ABF you wanna field that one?
My opinion is that the distros really come down to what software is installed on them. Some of the distros like Gentoo or Debian(Or Debian Based ones) will be idientified in part by their software management solutions, Portage or APT in the case of the two above.
However all of this comes down to, linux is linux. The distros all run linux, and thus any distro should be able to run any linux software, though some have proprietary software on top of Linux to 'help' with various aspects of things. Suse with the Yast software is a good example of this. Sometimes this does help, sometimes it beccomes a serious hinderance. Personally I believe it is important to learn the config files, at least the basics before using GUI based things for this nature as you will know more and have more control/flexibility than the GUI typically offers.
Some distros are known for installing everything and the kitchen sink, or being tuned for a certain window manager, or other quirks about it. Personally I prefer a slightly lighterweight distribution that I would install my own software on top of myself, that is why I tend to reccomend Ubuntu for newcomers, it is relatively lightweight, typically a good installation, but with all the config files that you can play with you can still learn things.

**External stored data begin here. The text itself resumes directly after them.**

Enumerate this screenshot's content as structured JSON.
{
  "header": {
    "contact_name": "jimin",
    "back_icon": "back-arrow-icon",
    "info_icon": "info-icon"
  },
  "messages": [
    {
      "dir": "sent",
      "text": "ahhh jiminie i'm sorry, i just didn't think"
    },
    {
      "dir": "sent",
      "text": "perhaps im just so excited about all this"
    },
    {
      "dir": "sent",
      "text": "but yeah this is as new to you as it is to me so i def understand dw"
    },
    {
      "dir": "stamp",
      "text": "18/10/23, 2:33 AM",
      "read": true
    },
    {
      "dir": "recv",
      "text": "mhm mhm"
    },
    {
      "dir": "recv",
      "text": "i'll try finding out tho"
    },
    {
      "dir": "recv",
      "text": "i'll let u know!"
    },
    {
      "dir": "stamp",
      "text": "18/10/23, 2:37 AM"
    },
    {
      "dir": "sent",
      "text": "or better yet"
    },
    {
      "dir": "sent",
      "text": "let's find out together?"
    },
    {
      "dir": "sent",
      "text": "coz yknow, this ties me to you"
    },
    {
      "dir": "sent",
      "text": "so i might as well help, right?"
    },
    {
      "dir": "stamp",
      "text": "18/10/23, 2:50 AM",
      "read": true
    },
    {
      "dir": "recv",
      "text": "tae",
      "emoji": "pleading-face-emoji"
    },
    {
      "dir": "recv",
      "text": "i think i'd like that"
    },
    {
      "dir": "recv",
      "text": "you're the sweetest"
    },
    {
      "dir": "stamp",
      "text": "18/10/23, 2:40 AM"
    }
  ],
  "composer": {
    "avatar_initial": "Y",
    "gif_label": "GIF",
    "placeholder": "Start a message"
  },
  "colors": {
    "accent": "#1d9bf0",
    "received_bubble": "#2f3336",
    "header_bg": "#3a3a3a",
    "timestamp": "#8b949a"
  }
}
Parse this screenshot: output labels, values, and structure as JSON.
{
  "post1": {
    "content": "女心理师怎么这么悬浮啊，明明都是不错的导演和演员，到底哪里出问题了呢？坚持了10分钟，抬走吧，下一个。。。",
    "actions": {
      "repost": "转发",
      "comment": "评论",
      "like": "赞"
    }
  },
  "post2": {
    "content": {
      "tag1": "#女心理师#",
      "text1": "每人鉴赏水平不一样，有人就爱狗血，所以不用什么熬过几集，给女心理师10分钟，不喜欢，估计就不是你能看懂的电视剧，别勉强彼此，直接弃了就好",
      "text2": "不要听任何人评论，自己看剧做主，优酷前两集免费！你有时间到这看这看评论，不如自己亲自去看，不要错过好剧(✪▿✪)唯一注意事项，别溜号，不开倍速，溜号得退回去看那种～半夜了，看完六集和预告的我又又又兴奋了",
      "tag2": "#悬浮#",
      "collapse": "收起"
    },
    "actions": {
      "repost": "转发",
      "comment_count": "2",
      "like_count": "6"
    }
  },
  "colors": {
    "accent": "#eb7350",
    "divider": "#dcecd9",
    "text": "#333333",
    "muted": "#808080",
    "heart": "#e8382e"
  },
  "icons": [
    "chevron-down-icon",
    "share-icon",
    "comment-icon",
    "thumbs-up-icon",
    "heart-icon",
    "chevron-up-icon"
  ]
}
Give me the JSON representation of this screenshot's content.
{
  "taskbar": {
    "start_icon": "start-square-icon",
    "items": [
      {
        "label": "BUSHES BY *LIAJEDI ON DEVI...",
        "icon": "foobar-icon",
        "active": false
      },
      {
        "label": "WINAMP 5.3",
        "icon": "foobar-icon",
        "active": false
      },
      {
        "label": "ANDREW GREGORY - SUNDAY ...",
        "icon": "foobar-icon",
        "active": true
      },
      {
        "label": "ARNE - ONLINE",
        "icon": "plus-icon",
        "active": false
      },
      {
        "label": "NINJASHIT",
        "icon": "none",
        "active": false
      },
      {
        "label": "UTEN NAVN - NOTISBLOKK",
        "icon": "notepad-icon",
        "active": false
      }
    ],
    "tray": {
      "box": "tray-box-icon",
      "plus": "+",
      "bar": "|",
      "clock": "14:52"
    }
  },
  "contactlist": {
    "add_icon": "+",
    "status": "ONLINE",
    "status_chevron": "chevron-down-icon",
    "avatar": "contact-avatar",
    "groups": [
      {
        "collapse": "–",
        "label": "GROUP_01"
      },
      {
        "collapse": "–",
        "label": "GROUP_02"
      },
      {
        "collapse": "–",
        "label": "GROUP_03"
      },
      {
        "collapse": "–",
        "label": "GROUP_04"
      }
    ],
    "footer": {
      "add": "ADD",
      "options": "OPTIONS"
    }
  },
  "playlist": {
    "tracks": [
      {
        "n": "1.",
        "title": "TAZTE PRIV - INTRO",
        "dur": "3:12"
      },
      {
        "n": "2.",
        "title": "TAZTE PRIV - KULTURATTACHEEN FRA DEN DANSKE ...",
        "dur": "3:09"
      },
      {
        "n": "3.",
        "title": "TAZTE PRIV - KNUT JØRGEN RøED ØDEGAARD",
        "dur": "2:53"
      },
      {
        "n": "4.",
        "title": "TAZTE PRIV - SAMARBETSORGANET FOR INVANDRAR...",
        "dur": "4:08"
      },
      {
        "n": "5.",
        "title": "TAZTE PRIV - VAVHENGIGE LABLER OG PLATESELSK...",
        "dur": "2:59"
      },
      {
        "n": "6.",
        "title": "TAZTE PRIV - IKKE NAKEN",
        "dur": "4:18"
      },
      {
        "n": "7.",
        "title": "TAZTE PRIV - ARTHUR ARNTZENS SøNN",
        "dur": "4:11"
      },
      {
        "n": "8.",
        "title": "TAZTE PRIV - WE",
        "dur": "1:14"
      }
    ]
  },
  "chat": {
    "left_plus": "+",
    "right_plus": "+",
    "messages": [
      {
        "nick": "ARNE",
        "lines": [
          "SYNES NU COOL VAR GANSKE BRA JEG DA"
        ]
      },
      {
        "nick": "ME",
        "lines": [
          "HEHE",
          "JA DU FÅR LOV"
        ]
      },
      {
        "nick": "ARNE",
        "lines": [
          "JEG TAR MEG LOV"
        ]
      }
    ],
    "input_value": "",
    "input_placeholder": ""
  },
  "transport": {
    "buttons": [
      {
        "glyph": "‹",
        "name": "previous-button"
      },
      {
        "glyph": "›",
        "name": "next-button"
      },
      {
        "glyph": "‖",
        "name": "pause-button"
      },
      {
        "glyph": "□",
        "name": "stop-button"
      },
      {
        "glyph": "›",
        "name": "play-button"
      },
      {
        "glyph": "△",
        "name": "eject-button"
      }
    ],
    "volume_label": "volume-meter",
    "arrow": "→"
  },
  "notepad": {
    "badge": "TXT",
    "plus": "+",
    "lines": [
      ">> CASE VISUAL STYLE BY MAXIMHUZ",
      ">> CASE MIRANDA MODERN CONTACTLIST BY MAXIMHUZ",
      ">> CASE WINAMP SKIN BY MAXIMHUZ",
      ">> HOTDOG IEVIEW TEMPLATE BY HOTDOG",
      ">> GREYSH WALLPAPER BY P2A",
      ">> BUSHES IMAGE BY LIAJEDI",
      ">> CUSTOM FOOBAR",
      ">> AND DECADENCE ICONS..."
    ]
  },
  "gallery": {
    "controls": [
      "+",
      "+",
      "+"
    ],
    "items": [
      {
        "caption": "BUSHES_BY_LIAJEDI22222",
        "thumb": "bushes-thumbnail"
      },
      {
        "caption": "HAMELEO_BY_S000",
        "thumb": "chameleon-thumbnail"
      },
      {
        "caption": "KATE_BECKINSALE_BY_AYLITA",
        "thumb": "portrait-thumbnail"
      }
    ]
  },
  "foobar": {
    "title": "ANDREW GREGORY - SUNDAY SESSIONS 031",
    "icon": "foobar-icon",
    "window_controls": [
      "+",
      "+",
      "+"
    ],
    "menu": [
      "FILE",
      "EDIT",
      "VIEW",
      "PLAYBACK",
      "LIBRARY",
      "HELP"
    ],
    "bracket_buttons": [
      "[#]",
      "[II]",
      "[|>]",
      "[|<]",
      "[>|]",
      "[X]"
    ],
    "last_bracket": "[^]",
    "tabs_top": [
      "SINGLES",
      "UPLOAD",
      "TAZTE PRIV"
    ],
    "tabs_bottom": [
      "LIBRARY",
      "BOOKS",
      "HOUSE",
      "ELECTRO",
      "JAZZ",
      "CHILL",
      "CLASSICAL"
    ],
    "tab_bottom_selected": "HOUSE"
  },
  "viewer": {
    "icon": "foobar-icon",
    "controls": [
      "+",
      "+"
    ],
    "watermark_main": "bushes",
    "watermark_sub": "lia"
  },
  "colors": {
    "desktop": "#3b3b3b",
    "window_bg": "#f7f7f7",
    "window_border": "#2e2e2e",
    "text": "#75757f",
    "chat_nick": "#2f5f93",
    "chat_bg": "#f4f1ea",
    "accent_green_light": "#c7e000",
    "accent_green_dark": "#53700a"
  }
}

Suse, Madrake(Mandriva), Fedora, and the like I tend to think install to many things to be worth it. My experience has been less than plesent when compared to other distros, and they tend to be slower by default than some other distros, though Fedora especially this can be remedied to some extent in.
Um other things, well it really comes down a lot to personal choice among other things. Obviously I support Ubuntu and Gentoo myself, others here support Fedora, or Mandriva, or Knoppix(Live CD based distro, meaning it is designed to run off the CD), or one of a million different things. Primarily personal choice for the most part.